Oil prices rose slightly Friday and have come back from a 12-month low earlier this week.
Friday's rise followed encouraging news about the economy in the U.S., which is the world's largest oil consumer. The nation added jobs last month, easing concerns about another recession. A stronger economy means more demand for energy.
Benchmark oil climbed 39 cents to end the day at $82.98 a barrel in New York. It rose from $75.67 Tuesday, the lowest level since September 2010. That low price was prompted by worries about Europe's debt crisis. Wall Street analysts think prices will keep rising over the next several months.

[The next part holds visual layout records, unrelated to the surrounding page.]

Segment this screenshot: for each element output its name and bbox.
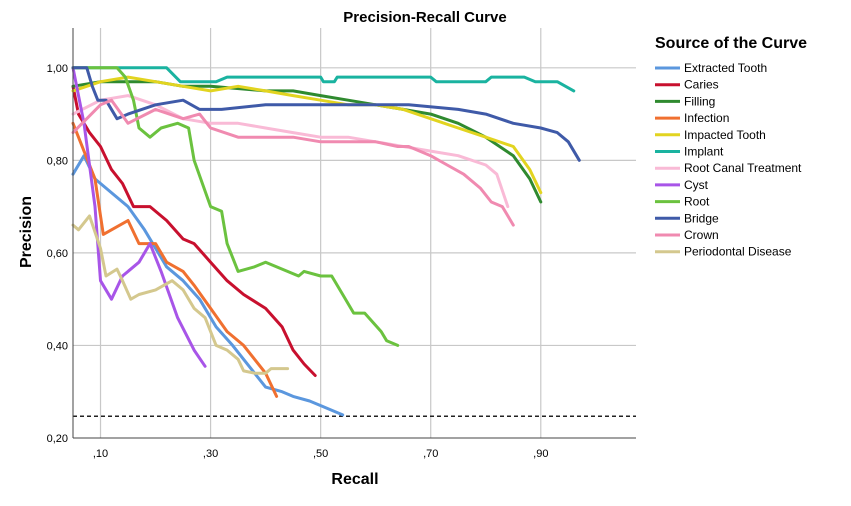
legend-label-filling: Filling (684, 94, 715, 108)
chart-title: Precision-Recall Curve (343, 9, 506, 26)
legend-label-impacted-tooth: Impacted Tooth (684, 128, 766, 142)
x-axis-label: Recall (331, 471, 378, 488)
series-line-root-canal-treatment (71, 94, 510, 209)
legend-label-periodontal-disease: Periodontal Disease (684, 245, 792, 259)
series-line-extracted-tooth (71, 154, 345, 417)
legend-label-root-canal-treatment: Root Canal Treatment (684, 161, 802, 175)
series-line-crown (71, 98, 515, 227)
series-line-caries (71, 84, 317, 377)
x-tick-label: ,10 (93, 448, 108, 460)
legend-label-cyst: Cyst (684, 178, 709, 192)
legend-label-root: Root (684, 195, 710, 209)
legend-label-crown: Crown (684, 228, 719, 242)
y-tick-label: 0,20 (47, 433, 68, 445)
series-line-impacted-tooth (71, 75, 543, 195)
x-tick-label: ,50 (313, 448, 328, 460)
legend-label-caries: Caries (684, 78, 719, 92)
legend-label-infection: Infection (684, 111, 729, 125)
x-tick-label: ,30 (203, 448, 218, 460)
series-line-bridge (71, 66, 581, 162)
y-tick-label: 0,40 (47, 340, 68, 352)
y-tick-label: 0,80 (47, 155, 68, 167)
series-lines (71, 66, 581, 417)
legend-title: Source of the Curve (655, 35, 807, 52)
y-axis-label: Precision (18, 196, 35, 268)
legend: Extracted Tooth Caries Filling Infection Imp… (655, 61, 802, 259)
x-tick-label: ,90 (533, 448, 548, 460)
series-line-cyst (71, 66, 207, 368)
legend-label-implant: Implant (684, 145, 724, 159)
grid (73, 28, 636, 438)
y-tick-label: 0,60 (47, 248, 68, 260)
series-line-implant (71, 66, 576, 93)
y-tick-label: 1,00 (47, 63, 68, 75)
x-tick-label: ,70 (423, 448, 438, 460)
series-line-infection (71, 121, 279, 398)
legend-label-bridge: Bridge (684, 211, 719, 225)
series-line-root (71, 66, 400, 347)
legend-label-extracted-tooth: Extracted Tooth (684, 61, 767, 75)
series-line-periodontal-disease (71, 214, 290, 375)
axes: ,10 ,30 ,50 ,70 ,90 0,20 0,40 0,60 0,80 1,00 (47, 28, 636, 460)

Prices started to rise this week as financial leaders in Europe considered plans to support banks if the credit crisis gets worse. They climbed higher on Friday after the Labor Department announced that the country added 103,000 jobs in September. The government also said that the U.S. added more jobs than previously estimated in July and August.
Analysts pointed out, however, that it will take a sustained expansion in employment to significantly boost the economy. The nation's unemployment rate remains at 9.1 percent.
Friday's oil price was more than 27 percent below the year's high of $113.96 reached on May 5. As oil prices have steadily declined, they have brought down gasoline prices as well. Pump prices are at a national average of $3.39 a gallon, according to AAA, Wright Express and Oil Price Information Service. Gasoline has dropped almost every day for a month. It's about 62 cents higher than a year ago.
In other energy commodities trading, heating oil was essentially flat, finishing at $2.8588 per gallon and gasoline futures fell 3.84 cents to end at $2.6476 per gallon. Natural gas lost 11.7 cents to finish the day at $3.481 per 1,000 cubic feet.
Brent crude rose 15 cents to finish the day at $105.88 in London.